Unless you’ve been living under a rock, you’ve probably heard about the government shutdown and how it is affecting government employees and national parks across America. Perhaps you don’t know the details of the shutdown (and we couldn’t blame you since it’s a bit confusing), so here’s a brief look at the facts concerning this political upheaval, how it effects our national parks, and how it effects those of us who prefer to hike, climb, and camp rather than campaign, petition, or debate our way through life.
No Money, More Problems
To put it in simple terms, Congress must agree on how to fund certain sectors of the government. If they can’t agree, then these sections cease to operate. Workers in these sectors are furloughed, meaning that they are out of work with either no pay or their pay is delayed until the shutdown ends. Because the government funds National Parks (albeit with our tax dollars), they are among the many agencies that will close, along with the EPA, immigration services, museums, and the National Institute of Health.
For a more detailed breakdown of what agencies close and which remain open, check out this article in the Washington Post.
Hike, Climb, and Camp On at Your Own Risk
Thousands of tweets and status updates have come through in the past week since the shutdown proclaiming that many people will essentially break the law by continuing to hike, climb, and generally enjoy now closed national parks. To this we say, do so at your own risk for two reasons: 1). Citations are being issued to outdoor enthusiasts who refuse to vacate national park land. 2). If you are injured in a national park during the shutdown and need the assistance of rangers, there may be a delay in getting you adequate help. Moreover, since you are technically breaking the law, there could be legal repercussions and you insurance may not cover the injury (Many health insurances will not cover injuries that occur during acts of protest, civil disobedience, or breaking the law).
When Will it End?
As of right now, it’s completely up in the air. Many experts didn’t think the shutdown would even happen, let alone drag on more than a week. Obama and the GOP have started discussions about potentially raising the debt ceiling, so all that remains is an actual agreement. Let’s keep our fingers crossed. For a more in depth analysis about the current negotiations to end the shutdown, check out this article from CBS News.
What Can You Do?
In all honesty, not much. If you’re an outdoor enthusiast then make sure that you’re practicing Leave No Trace and not harassing volunteer rangers who may be in the area (It’s not their fault that they’ve been ordered to kick you out). Call your representatives, particularly your congressmen and congresswomen. Ask them what they are doing to end the shutdown. Or you could always Drunk Dial the Government, though we’re not sure how persuasive you’ll be after your 6th beer.

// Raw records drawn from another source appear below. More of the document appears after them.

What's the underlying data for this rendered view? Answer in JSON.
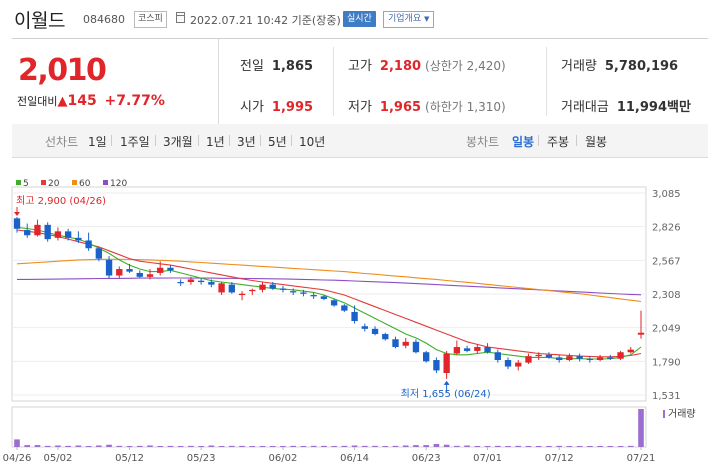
{
  "header": {
    "stock_name": "이월드",
    "stock_code": "084680",
    "market": "코스피",
    "timestamp": "2022.07.21 10:42 기준(장중)",
    "live_label": "실시간",
    "company_info_label": "기업개요"
  },
  "summary": {
    "current_price": "2,010",
    "change_label": "전일대비",
    "change_amount": "145",
    "change_percent": "+7.77%",
    "prev_close_label": "전일",
    "prev_close": "1,865",
    "open_label": "시가",
    "open": "1,995",
    "high_label": "고가",
    "high": "2,180",
    "upper_limit_label": "(상한가 2,420)",
    "low_label": "저가",
    "low": "1,965",
    "lower_limit_label": "(하한가 1,310)",
    "volume_label": "거래량",
    "volume": "5,780,196",
    "amount_label": "거래대금",
    "amount": "11,994",
    "amount_unit": "백만"
  },
  "period_tabs": {
    "line_label": "선차트",
    "items": [
      "1일",
      "1주일",
      "3개월",
      "1년",
      "3년",
      "5년",
      "10년"
    ],
    "candle_label": "봉차트",
    "candle_items": [
      "일봉",
      "주봉",
      "월봉"
    ],
    "active_candle": "일봉"
  },
  "colors": {
    "up": "#e0262a",
    "down": "#1a62c9",
    "ma5": "#3fae2a",
    "ma20": "#e23b3b",
    "ma60": "#ef8c1a",
    "ma120": "#8d4fc4",
    "volume": "#9b6fcf"
  },
  "chart_data": {
    "type": "candlestick",
    "legend": [
      {
        "name": "5",
        "color": "#3fae2a"
      },
      {
        "name": "20",
        "color": "#e23b3b"
      },
      {
        "name": "60",
        "color": "#ef8c1a"
      },
      {
        "name": "120",
        "color": "#8d4fc4"
      }
    ],
    "y_ticks": [
      1531,
      1790,
      2049,
      2308,
      2567,
      2826,
      3085
    ],
    "y_tick_labels": [
      "1,531",
      "1,790",
      "2,049",
      "2,308",
      "2,567",
      "2,826",
      "3,085"
    ],
    "ylim": [
      1531,
      3085
    ],
    "x_tick_labels": [
      "04/26",
      "05/02",
      "05/12",
      "05/23",
      "06/02",
      "06/14",
      "06/23",
      "07/01",
      "07/12",
      "07/21"
    ],
    "x_tick_index": [
      0,
      4,
      11,
      18,
      26,
      33,
      40,
      46,
      53,
      61
    ],
    "high_annotation": "최고 2,900 (04/26)",
    "low_annotation": "최저 1,655 (06/24)",
    "volume_label": "거래량",
    "candles": [
      {
        "o": 2890,
        "h": 2900,
        "l": 2780,
        "c": 2810
      },
      {
        "o": 2800,
        "h": 2850,
        "l": 2740,
        "c": 2760
      },
      {
        "o": 2760,
        "h": 2880,
        "l": 2750,
        "c": 2840
      },
      {
        "o": 2840,
        "h": 2860,
        "l": 2710,
        "c": 2730
      },
      {
        "o": 2740,
        "h": 2820,
        "l": 2720,
        "c": 2790
      },
      {
        "o": 2790,
        "h": 2810,
        "l": 2720,
        "c": 2740
      },
      {
        "o": 2740,
        "h": 2790,
        "l": 2700,
        "c": 2720
      },
      {
        "o": 2720,
        "h": 2780,
        "l": 2640,
        "c": 2660
      },
      {
        "o": 2660,
        "h": 2670,
        "l": 2560,
        "c": 2580
      },
      {
        "o": 2570,
        "h": 2600,
        "l": 2430,
        "c": 2450
      },
      {
        "o": 2450,
        "h": 2520,
        "l": 2430,
        "c": 2500
      },
      {
        "o": 2500,
        "h": 2540,
        "l": 2470,
        "c": 2480
      },
      {
        "o": 2470,
        "h": 2490,
        "l": 2430,
        "c": 2440
      },
      {
        "o": 2440,
        "h": 2500,
        "l": 2420,
        "c": 2460
      },
      {
        "o": 2470,
        "h": 2560,
        "l": 2450,
        "c": 2510
      },
      {
        "o": 2510,
        "h": 2530,
        "l": 2470,
        "c": 2490
      },
      {
        "o": 2400,
        "h": 2420,
        "l": 2370,
        "c": 2395
      },
      {
        "o": 2400,
        "h": 2440,
        "l": 2380,
        "c": 2420
      },
      {
        "o": 2410,
        "h": 2430,
        "l": 2380,
        "c": 2400
      },
      {
        "o": 2400,
        "h": 2420,
        "l": 2360,
        "c": 2380
      },
      {
        "o": 2320,
        "h": 2400,
        "l": 2300,
        "c": 2390
      },
      {
        "o": 2380,
        "h": 2400,
        "l": 2310,
        "c": 2320
      },
      {
        "o": 2300,
        "h": 2330,
        "l": 2260,
        "c": 2310
      },
      {
        "o": 2330,
        "h": 2350,
        "l": 2300,
        "c": 2340
      },
      {
        "o": 2340,
        "h": 2400,
        "l": 2320,
        "c": 2380
      },
      {
        "o": 2380,
        "h": 2400,
        "l": 2340,
        "c": 2350
      },
      {
        "o": 2350,
        "h": 2370,
        "l": 2320,
        "c": 2340
      },
      {
        "o": 2330,
        "h": 2350,
        "l": 2300,
        "c": 2320
      },
      {
        "o": 2320,
        "h": 2340,
        "l": 2290,
        "c": 2310
      },
      {
        "o": 2300,
        "h": 2320,
        "l": 2270,
        "c": 2290
      },
      {
        "o": 2290,
        "h": 2300,
        "l": 2260,
        "c": 2270
      },
      {
        "o": 2260,
        "h": 2270,
        "l": 2210,
        "c": 2220
      },
      {
        "o": 2220,
        "h": 2230,
        "l": 2170,
        "c": 2180
      },
      {
        "o": 2170,
        "h": 2220,
        "l": 2080,
        "c": 2100
      },
      {
        "o": 2060,
        "h": 2080,
        "l": 2020,
        "c": 2040
      },
      {
        "o": 2040,
        "h": 2060,
        "l": 1990,
        "c": 2000
      },
      {
        "o": 2000,
        "h": 2010,
        "l": 1950,
        "c": 1960
      },
      {
        "o": 1960,
        "h": 1980,
        "l": 1890,
        "c": 1900
      },
      {
        "o": 1910,
        "h": 1970,
        "l": 1890,
        "c": 1940
      },
      {
        "o": 1940,
        "h": 1960,
        "l": 1850,
        "c": 1860
      },
      {
        "o": 1860,
        "h": 1870,
        "l": 1780,
        "c": 1790
      },
      {
        "o": 1800,
        "h": 1820,
        "l": 1700,
        "c": 1720
      },
      {
        "o": 1700,
        "h": 1870,
        "l": 1655,
        "c": 1850
      },
      {
        "o": 1850,
        "h": 1950,
        "l": 1840,
        "c": 1900
      },
      {
        "o": 1890,
        "h": 1910,
        "l": 1860,
        "c": 1870
      },
      {
        "o": 1870,
        "h": 1920,
        "l": 1850,
        "c": 1900
      },
      {
        "o": 1900,
        "h": 1930,
        "l": 1850,
        "c": 1860
      },
      {
        "o": 1860,
        "h": 1880,
        "l": 1780,
        "c": 1800
      },
      {
        "o": 1800,
        "h": 1820,
        "l": 1730,
        "c": 1750
      },
      {
        "o": 1750,
        "h": 1800,
        "l": 1720,
        "c": 1780
      },
      {
        "o": 1780,
        "h": 1850,
        "l": 1770,
        "c": 1830
      },
      {
        "o": 1830,
        "h": 1860,
        "l": 1800,
        "c": 1840
      },
      {
        "o": 1840,
        "h": 1860,
        "l": 1810,
        "c": 1820
      },
      {
        "o": 1820,
        "h": 1840,
        "l": 1780,
        "c": 1800
      },
      {
        "o": 1800,
        "h": 1850,
        "l": 1790,
        "c": 1830
      },
      {
        "o": 1830,
        "h": 1850,
        "l": 1790,
        "c": 1810
      },
      {
        "o": 1810,
        "h": 1830,
        "l": 1780,
        "c": 1800
      },
      {
        "o": 1800,
        "h": 1840,
        "l": 1790,
        "c": 1820
      },
      {
        "o": 1820,
        "h": 1840,
        "l": 1800,
        "c": 1810
      },
      {
        "o": 1810,
        "h": 1870,
        "l": 1800,
        "c": 1860
      },
      {
        "o": 1860,
        "h": 1900,
        "l": 1850,
        "c": 1880
      },
      {
        "o": 1995,
        "h": 2180,
        "l": 1965,
        "c": 2010
      }
    ],
    "ma5": [
      2820,
      2812,
      2800,
      2780,
      2760,
      2745,
      2730,
      2700,
      2660,
      2620,
      2570,
      2530,
      2500,
      2480,
      2480,
      2490,
      2470,
      2450,
      2430,
      2410,
      2400,
      2390,
      2380,
      2370,
      2360,
      2350,
      2345,
      2340,
      2330,
      2320,
      2300,
      2270,
      2240,
      2200,
      2160,
      2120,
      2080,
      2040,
      2000,
      1970,
      1930,
      1880,
      1850,
      1840,
      1840,
      1850,
      1860,
      1850,
      1840,
      1830,
      1820,
      1820,
      1820,
      1810,
      1810,
      1810,
      1808,
      1808,
      1810,
      1820,
      1840,
      1900
    ],
    "ma20": [
      2800,
      2790,
      2780,
      2765,
      2750,
      2730,
      2710,
      2690,
      2670,
      2640,
      2610,
      2580,
      2560,
      2550,
      2540,
      2530,
      2515,
      2500,
      2485,
      2470,
      2455,
      2440,
      2425,
      2412,
      2400,
      2390,
      2380,
      2370,
      2360,
      2350,
      2340,
      2320,
      2300,
      2270,
      2240,
      2210,
      2180,
      2150,
      2120,
      2090,
      2060,
      2030,
      2000,
      1970,
      1940,
      1920,
      1900,
      1890,
      1880,
      1870,
      1860,
      1850,
      1845,
      1840,
      1835,
      1830,
      1828,
      1825,
      1825,
      1828,
      1835,
      1850
    ],
    "ma60": [
      2540,
      2545,
      2550,
      2555,
      2560,
      2565,
      2570,
      2572,
      2574,
      2575,
      2575,
      2574,
      2572,
      2570,
      2567,
      2564,
      2560,
      2555,
      2550,
      2545,
      2540,
      2535,
      2530,
      2525,
      2520,
      2515,
      2510,
      2505,
      2500,
      2495,
      2490,
      2485,
      2480,
      2473,
      2466,
      2460,
      2453,
      2446,
      2440,
      2433,
      2426,
      2420,
      2412,
      2405,
      2398,
      2390,
      2382,
      2374,
      2366,
      2358,
      2350,
      2342,
      2334,
      2326,
      2318,
      2310,
      2300,
      2290,
      2280,
      2270,
      2260,
      2250
    ],
    "ma120": [
      2420,
      2420,
      2421,
      2422,
      2423,
      2424,
      2425,
      2426,
      2427,
      2428,
      2428,
      2429,
      2430,
      2430,
      2430,
      2431,
      2431,
      2430,
      2430,
      2430,
      2429,
      2429,
      2428,
      2427,
      2426,
      2425,
      2424,
      2422,
      2420,
      2418,
      2416,
      2414,
      2411,
      2408,
      2405,
      2402,
      2399,
      2396,
      2392,
      2388,
      2384,
      2380,
      2376,
      2372,
      2368,
      2364,
      2360,
      2356,
      2352,
      2348,
      2344,
      2340,
      2336,
      2332,
      2328,
      2324,
      2320,
      2316,
      2312,
      2308,
      2305,
      2302
    ],
    "volumes": [
      0.2,
      0.05,
      0.05,
      0.03,
      0.04,
      0.03,
      0.04,
      0.02,
      0.04,
      0.06,
      0.03,
      0.02,
      0.03,
      0.04,
      0.02,
      0.03,
      0.02,
      0.03,
      0.02,
      0.04,
      0.02,
      0.03,
      0.03,
      0.02,
      0.02,
      0.02,
      0.02,
      0.03,
      0.02,
      0.03,
      0.03,
      0.02,
      0.03,
      0.04,
      0.03,
      0.03,
      0.02,
      0.03,
      0.04,
      0.05,
      0.05,
      0.08,
      0.06,
      0.03,
      0.04,
      0.02,
      0.02,
      0.03,
      0.02,
      0.03,
      0.02,
      0.02,
      0.02,
      0.03,
      0.02,
      0.02,
      0.02,
      0.02,
      0.02,
      0.02,
      0.03,
      1.0
    ]
  }
}
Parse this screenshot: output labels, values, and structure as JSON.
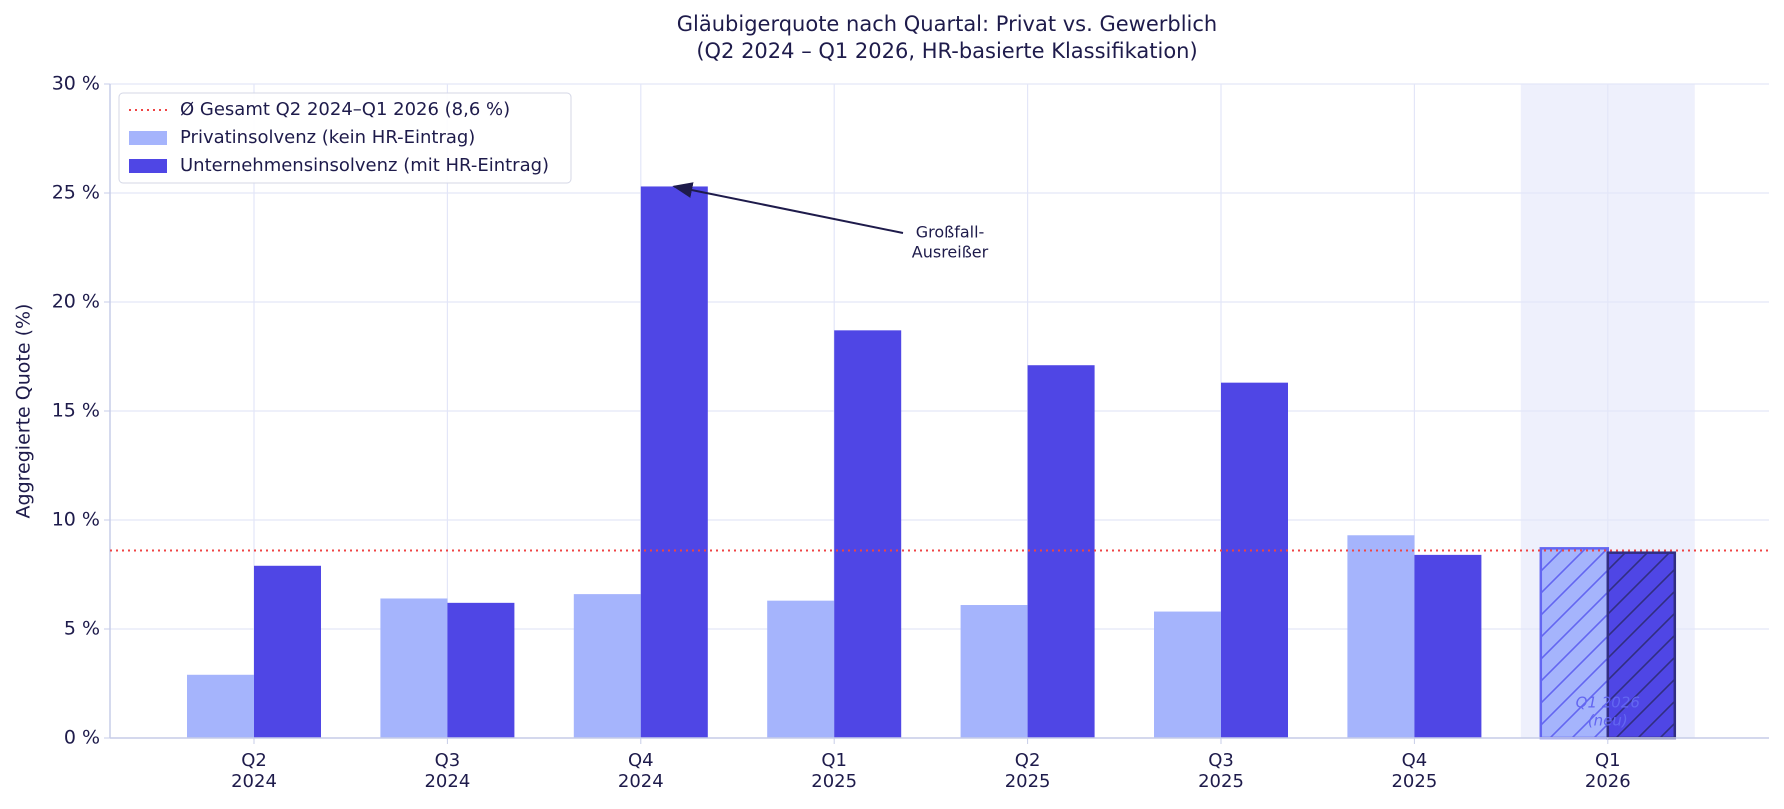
{
  "chart_data": {
    "type": "bar",
    "title": [
      "Gläubigerquote nach Quartal: Privat vs. Gewerblich",
      "(Q2 2024 – Q1 2026, HR-basierte Klassifikation)"
    ],
    "y_label": "Aggregierte Quote (%)",
    "categories": [
      [
        "Q2",
        "2024"
      ],
      [
        "Q3",
        "2024"
      ],
      [
        "Q4",
        "2024"
      ],
      [
        "Q1",
        "2025"
      ],
      [
        "Q2",
        "2025"
      ],
      [
        "Q3",
        "2025"
      ],
      [
        "Q4",
        "2025"
      ],
      [
        "Q1",
        "2026"
      ]
    ],
    "series": [
      {
        "name": "Privatinsolvenz (kein HR-Eintrag)",
        "color": "#a5b4fc",
        "values": [
          2.9,
          6.4,
          6.6,
          6.3,
          6.1,
          5.8,
          9.3,
          8.7
        ]
      },
      {
        "name": "Unternehmensinsolvenz (mit HR-Eintrag)",
        "color": "#4f46e5",
        "values": [
          7.9,
          6.2,
          25.3,
          18.7,
          17.1,
          16.3,
          8.4,
          8.5
        ]
      }
    ],
    "reference_line": {
      "value": 8.6,
      "name": "Ø Gesamt Q2 2024–Q1 2026 (8,6 %)",
      "color": "#ef4444"
    },
    "annotation_outlier": [
      "Großfall-",
      "Ausreißer"
    ],
    "annotation_new": [
      "Q1 2026",
      "(neu)"
    ],
    "ylim": [
      0,
      30
    ],
    "yticks": [
      {
        "value": 0,
        "label": "0 %"
      },
      {
        "value": 5,
        "label": "5 %"
      },
      {
        "value": 10,
        "label": "10 %"
      },
      {
        "value": 15,
        "label": "15 %"
      },
      {
        "value": 20,
        "label": "20 %"
      },
      {
        "value": 25,
        "label": "25 %"
      },
      {
        "value": 30,
        "label": "30 %"
      }
    ],
    "grid": true,
    "legend": "upper left"
  }
}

Be patient and, if you do choose to practice civil disobedience by entering national parks, remember that you do so at your own risk and be responsible for packing your stuff in and packing it out. This shutdown is already frustrating enough without adding to the end result more polluted areas of our precious wilderness.
Finally, offer to volunteer with your national parks once the shutdown ends. They may need help cleaning up trash that novice hikers and campers may have left behind.
The Bottom Line:
It’s a bummer that we can’t enjoy our national parks and that many government employees are furloughed, but sit tight and try not to make the situation worse for our parks or rangers in the process.